The integrated client can:

Debug Sveltos Installation: Instantly verify the health of the Sveltos installation on the management cluster. The client talks to the server, which runs comprehensive checks to ensure all Sveltos components are running correctly. It also verifies and checks the status of the Sveltos agents deployed across all the managed clusters. This ensures that every cluster is properly configured and communicating with the management cluster.
Diagnose Deployment Issues: The dashboard can be used to pinpoint deployment problems on any Sveltos managed cluster. The MCP client sends a request to the server, which analyzes the state of Sveltos' resources and deployments, and returns a detailed report on any failures or inconsistencies.

🎥 Dashboard MCP Video

The seamless integration transforms the dashboard from a simple monitoring tool into a proactive, powerful debugging console, leveraging the full capabilities of the Sveltos MCP server to simplify multi-cluster management.

Note

You can test the Sveltos MCP Server directly from the Sveltos dashboard to verify your Sveltos installation and diagnose failures on a given cluster.
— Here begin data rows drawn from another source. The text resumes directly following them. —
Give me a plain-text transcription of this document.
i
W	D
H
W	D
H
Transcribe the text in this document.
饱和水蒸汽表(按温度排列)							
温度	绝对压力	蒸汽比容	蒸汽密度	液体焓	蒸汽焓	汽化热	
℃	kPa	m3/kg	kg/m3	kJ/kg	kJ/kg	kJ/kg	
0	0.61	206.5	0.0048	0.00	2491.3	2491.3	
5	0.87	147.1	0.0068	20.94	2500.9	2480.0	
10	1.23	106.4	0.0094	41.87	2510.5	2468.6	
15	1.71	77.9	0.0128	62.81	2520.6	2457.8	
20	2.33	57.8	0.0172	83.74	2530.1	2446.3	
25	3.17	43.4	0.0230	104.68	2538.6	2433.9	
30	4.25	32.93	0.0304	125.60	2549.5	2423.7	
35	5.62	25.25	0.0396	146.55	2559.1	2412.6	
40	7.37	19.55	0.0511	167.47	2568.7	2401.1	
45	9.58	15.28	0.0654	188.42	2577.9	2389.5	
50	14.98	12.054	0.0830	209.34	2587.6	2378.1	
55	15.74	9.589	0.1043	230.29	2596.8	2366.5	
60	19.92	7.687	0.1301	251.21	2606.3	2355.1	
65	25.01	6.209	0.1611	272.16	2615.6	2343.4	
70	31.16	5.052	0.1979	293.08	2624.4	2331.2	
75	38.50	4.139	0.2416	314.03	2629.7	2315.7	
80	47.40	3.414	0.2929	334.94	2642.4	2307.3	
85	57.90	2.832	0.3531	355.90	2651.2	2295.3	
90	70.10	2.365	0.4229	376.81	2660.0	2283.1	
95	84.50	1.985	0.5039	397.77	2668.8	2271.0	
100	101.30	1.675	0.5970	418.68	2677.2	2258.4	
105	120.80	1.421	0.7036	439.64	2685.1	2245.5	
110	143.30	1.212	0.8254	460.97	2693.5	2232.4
If you want to integrate the Sveltos MCP Server with your AI Site Reliability Engineering (SRE) tools, contact us at support@projectsveltos.io to discuss licensing options tailored to your specific needs.

Kubernetes Deployment Details

The Sveltos MCP Server is deployed in the projectsveltos namespace.

Deployment: mcp-server
Service: mcp-server

The service type is ClusterIP, which means it is only accessible from within the cluster. If you need to expose the Sveltos MCP Server to external clients, you'll need to change the service type from ClusterIP to a different type, such as LoadBalancer or NodePort.